- 2nd May, 2018
Popping your bubble
By Dr Glenn Moncrieff
The influence of social media newsfeeds on our decisions has received a lot of attention lately. A prominent example is the suspected role of so called fake news in the 2016 US election. According to one study, more than 25% of adults visited a fake news website in the run-up to the 2016 US election. We tend to share and like stories that confirm our existing beliefs. These stories then appear on the timelines of our often like-minded friends. Facebook’s algorithms that select the content that appears on these timelines further reinforces these feedback loops. The end result is that we only get exposed to views that confirm our existing world view, creating an ‘echo chamber’. This further polarizes debate and makes it harder for diverse points of view to coexist and for constructive conversation to occur. Effort have been made to address this problem with social media. For example, EscapeYourBubble is a Chrome extension that adds posts from reputable news sources that contrast with your world view, to your news feed.
The problem of reinforcing feedbacks loops is not unique to social media. The problem emerges from the machine learning technology itself. A similar issue is often encountered with product recommenders used by online retailers like Amazon or streaming video sites like Netflix. Recommender systems are often trained to recognise products similar to those a customer has purchased previously, and suggest these to the customer. This can lead to a lack of novelty in customer recommendations, or customers constantly being recommended items that they already have.
Further evidence of machine learning reinforcing beliefs can be illustrated with an example from human resources.

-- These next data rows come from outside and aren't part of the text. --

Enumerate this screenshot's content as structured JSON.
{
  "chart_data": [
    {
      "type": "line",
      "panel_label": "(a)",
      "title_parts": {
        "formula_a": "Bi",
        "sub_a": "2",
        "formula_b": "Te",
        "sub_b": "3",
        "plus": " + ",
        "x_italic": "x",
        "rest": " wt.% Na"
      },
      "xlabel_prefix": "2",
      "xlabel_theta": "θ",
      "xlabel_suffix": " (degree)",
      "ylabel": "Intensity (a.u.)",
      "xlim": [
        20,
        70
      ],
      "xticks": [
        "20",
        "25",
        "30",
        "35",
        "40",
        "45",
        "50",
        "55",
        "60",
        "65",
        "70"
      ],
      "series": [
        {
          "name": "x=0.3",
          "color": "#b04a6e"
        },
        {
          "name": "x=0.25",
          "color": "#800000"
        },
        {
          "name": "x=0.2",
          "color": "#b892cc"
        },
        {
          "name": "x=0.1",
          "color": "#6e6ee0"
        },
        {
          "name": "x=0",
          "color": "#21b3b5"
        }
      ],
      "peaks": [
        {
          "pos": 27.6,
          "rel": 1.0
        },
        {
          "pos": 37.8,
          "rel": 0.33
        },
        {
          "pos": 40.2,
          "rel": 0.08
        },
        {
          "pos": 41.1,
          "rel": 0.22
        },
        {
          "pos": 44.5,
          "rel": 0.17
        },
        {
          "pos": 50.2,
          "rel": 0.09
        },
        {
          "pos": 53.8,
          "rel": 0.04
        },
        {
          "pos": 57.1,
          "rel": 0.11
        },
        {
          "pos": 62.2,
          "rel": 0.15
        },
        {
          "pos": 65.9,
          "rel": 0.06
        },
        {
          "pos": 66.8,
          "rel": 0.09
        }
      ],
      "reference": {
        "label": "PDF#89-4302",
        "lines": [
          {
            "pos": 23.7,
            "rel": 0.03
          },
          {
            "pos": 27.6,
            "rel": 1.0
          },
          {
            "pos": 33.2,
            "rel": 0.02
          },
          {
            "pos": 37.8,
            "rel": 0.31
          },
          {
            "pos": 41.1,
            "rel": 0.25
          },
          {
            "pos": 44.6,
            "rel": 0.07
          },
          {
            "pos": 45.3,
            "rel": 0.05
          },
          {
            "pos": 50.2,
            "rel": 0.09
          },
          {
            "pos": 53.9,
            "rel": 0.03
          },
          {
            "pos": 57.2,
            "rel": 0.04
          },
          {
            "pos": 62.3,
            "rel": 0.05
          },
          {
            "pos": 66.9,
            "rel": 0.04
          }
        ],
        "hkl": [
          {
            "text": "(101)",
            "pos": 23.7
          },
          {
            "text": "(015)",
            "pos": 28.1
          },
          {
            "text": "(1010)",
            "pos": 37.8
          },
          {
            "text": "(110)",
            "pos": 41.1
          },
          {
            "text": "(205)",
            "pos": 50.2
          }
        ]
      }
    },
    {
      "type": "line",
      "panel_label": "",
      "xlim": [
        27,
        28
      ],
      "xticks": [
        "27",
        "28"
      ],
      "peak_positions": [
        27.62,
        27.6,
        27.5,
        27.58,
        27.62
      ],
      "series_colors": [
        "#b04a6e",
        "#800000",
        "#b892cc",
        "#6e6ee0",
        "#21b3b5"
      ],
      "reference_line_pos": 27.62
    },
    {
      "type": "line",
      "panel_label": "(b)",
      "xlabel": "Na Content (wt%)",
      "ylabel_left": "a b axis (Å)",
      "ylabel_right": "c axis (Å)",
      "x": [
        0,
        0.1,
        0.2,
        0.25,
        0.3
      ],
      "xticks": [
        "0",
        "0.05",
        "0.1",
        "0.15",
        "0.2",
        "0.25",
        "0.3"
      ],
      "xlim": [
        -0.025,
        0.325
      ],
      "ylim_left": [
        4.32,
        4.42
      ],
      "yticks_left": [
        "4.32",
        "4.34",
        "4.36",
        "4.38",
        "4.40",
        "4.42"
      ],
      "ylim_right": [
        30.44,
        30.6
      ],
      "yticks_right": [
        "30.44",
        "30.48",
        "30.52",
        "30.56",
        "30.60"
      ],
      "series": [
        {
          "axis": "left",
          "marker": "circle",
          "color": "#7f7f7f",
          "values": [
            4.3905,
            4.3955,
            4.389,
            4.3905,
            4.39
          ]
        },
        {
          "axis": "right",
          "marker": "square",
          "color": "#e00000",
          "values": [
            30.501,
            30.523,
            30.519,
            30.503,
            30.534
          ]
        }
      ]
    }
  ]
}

Suppose we have a historical record of employee performance that we wish to use to guide future appointments. We might point our algorithm at this record to identify which applicants are most similar to individuals that have performed well in the past. We might find that this algorithm suggests that only male applicants are well suited to the role. In this case it is likely that our algorithm is reflecting historical biases that prevented women from succeeding. Clearly, the appropriate response to this result is not to blindly follow the recommendation and further reinforce an egregious practice, but rather to break the cycle and create an environment more conducive to gender equality.
The key message from these examples if that sometimes we need to pop our bubble and inject some humanity into our algorithms. Whether it be exposing ourselves to content we may not agree with, recommending products that might be considered unconventional, or giving that loan or job to someone who might have been unfairly discriminated against in the past, we have the power to break these feedback loops and design algorithms that show the way to a better world.